11.10.2018
культура: Не так давно Вы закончили сниматься в ленте про Зорге. Смогли ответить на вопрос «кто вы, доктор Зорге?».
Домогаров: Нет. В каждой профессии есть свой Моцарт. Так вот Зорге был Моцартом разведки, он был великим. Если бы можно было разгадать, кто он, это был бы совсем другой человек. Конечно, больше половины документов засекречено, мы знаем лишь малую толику. Даже не можем ответить на вопрос, был ли он двойным или тройным агентом. Но работал он по-настоящему гениально, стал автором многих открытий в разведке.
Как должен выглядеть типичный разведчик. Неприметный человек, попроси описать — не вспомнишь. А Зорге шел вопреки всем законам, всем канонам. Его все знали, он со всеми дружил, со всеми водку пил. Про него ходила масса слухов: «алкоголик», «бабник» и так далее. При этом Зорге был фактически советником посла Германии в Японии. Поскольку он блестяще владел эпистолярным жанром, посол доверял ему переписывать документы для отправки вышестоящему руководству Рейха. Зорге составлял протоколы для Риббентропа, писал Гиммлеру, его донесения читал Шелленберг. И вдруг выясняется, что тот, с кем все общались, — советский резидент. Гитлер лично требовал его выдачи. Это что должен был человек натворить?
Зорге не просто отсылал шифровки, он анализировал информацию, предполагал возможный ход событий. Советский Союз очень боялся нападения Японии. Зорге выяснил, сколько топлива у сухопутных войск, и четко сказал: «Не будет нападения, не потянут». Получив это донесение, наши сняли четыре армии с Востока, перекинули на Запад.
Но меня больше мучил один вопрос, как человек с такими аналитическими способностями провел три года в тюрьме в ожидании смертного приговора.
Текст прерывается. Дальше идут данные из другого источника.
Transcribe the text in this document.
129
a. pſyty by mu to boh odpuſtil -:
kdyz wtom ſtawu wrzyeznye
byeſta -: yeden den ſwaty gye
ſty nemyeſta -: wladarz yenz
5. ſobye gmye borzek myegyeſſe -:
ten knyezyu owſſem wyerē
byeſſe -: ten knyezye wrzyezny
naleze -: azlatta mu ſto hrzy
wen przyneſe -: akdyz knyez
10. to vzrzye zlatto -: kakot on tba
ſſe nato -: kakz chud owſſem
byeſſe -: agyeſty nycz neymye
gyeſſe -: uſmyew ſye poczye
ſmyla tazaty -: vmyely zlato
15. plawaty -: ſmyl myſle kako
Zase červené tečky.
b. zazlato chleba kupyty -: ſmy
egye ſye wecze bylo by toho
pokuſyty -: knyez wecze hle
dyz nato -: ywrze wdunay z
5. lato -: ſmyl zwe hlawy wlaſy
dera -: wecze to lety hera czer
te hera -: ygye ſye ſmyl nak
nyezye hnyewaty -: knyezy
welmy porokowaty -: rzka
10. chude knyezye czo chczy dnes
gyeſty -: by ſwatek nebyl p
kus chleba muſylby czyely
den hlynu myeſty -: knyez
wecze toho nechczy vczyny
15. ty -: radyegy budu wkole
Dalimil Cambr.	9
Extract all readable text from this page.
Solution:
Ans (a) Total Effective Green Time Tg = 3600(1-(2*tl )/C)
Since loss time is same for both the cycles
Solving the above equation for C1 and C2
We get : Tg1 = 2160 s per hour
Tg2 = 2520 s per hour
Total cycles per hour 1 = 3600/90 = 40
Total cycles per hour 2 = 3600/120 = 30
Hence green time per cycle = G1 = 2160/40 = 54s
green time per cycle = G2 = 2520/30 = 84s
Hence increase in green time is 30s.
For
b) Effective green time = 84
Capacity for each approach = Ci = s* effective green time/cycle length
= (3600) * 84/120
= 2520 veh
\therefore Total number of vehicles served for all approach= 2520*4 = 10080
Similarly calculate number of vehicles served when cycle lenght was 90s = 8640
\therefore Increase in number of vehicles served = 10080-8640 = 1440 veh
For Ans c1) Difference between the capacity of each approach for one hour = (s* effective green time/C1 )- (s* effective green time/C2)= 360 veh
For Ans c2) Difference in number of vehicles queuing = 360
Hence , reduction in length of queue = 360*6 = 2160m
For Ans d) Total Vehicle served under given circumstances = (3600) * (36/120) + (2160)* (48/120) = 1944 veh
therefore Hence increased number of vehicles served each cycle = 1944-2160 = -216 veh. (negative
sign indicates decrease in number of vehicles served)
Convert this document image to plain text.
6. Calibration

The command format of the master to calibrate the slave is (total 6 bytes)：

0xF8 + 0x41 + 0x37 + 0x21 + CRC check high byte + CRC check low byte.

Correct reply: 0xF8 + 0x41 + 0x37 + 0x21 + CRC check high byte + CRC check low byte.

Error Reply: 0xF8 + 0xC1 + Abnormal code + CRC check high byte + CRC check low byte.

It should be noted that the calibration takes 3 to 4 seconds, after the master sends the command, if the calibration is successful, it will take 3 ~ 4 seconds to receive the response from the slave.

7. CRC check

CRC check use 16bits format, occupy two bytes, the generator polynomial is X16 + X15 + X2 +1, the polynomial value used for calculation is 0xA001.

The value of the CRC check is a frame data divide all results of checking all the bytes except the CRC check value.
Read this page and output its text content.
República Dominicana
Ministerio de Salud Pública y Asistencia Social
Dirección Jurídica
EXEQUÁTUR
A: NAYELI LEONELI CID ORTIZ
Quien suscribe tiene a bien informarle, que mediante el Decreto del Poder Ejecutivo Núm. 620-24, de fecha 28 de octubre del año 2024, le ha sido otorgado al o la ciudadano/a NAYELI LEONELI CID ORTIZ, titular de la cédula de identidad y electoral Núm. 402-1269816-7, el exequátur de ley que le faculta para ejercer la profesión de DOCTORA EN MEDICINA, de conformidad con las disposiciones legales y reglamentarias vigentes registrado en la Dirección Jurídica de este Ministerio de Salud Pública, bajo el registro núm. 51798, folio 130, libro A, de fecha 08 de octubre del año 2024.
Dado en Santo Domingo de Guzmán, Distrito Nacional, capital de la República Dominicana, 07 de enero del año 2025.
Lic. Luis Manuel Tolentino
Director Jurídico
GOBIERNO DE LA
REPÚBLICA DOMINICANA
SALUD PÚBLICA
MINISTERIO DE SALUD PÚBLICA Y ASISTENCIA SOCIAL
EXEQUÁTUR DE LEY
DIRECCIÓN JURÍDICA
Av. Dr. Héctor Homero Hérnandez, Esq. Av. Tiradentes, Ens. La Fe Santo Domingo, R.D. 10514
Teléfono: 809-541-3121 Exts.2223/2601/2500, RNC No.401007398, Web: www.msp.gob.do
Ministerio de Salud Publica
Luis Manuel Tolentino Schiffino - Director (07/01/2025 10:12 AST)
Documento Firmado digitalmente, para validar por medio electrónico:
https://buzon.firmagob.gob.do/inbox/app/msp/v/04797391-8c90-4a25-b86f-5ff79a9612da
Что такое жить, когда все время ждешь, когда раздастся стук и скажут: «Все, собирайся, пора». Когда за тобой могут прийти в любую минуту, и этот миг станет последним.
культура: Вероятно, по долгу службы он был готов к такому развитию событий?
Домогаров: К такому нельзя приготовиться. Представьте, над вами занесен топор, и вы не знаете, когда он опустится. Наверное, потом чувство притупляется, но никто не может этого описать. В «Идиоте» Мышкин просит нарисовать лицо приговоренного за минуту до удара гильотины. Достоевского тоже мучил этот вопрос, что чувствует человек, который взошел на эшафот.
культура: Как думаете, почему Зорге не попытался спастись, когда у него еще была такая возможность?
Домогаров: Он понимал, что кольцо сужается. В какой-то момент они не могли уже передавать с суши, уходили в море. Знал, что привезли новые пеленгаторы филипсовские, но был настолько, как мне кажется, уперт, хотел довести миссию до конца. Плюс у него была шаткая надежда, что он все-таки уйдет. Выйдет за сигаретами и исчезнет. И всплывет где-то в Южной Америке, в Буэнос-Айресе. Думаю, пути отхода были готовы, система продумана.
культура: Как вживались в роль?
Домогаров: Это очень интересно, когда ты начинаешь копаться, как он встречался с резидентами, какие знаки были: определенная трубка должна была лежать на столе, стоять бутылка определенной марки вина какого-то определенного года. Никто никому никаких записок не пересылал: «Здорово-здорово, наконец-то мы встретились». Там такие многоходовки. Они потрясающе заметали следы.
культура: Помимо «Зорге» Вы снялись во многих исторических фильмах: «Гардемарины», «Варшавская битва», «Огнем и мечом», «Михайло Ломоносов», «Господа-товарищи», «Царь», «Звезда эпохи», «Марьина Роща». Какое время Вам ближе всего? Если бы у Вас была машина времени, куда бы отправились?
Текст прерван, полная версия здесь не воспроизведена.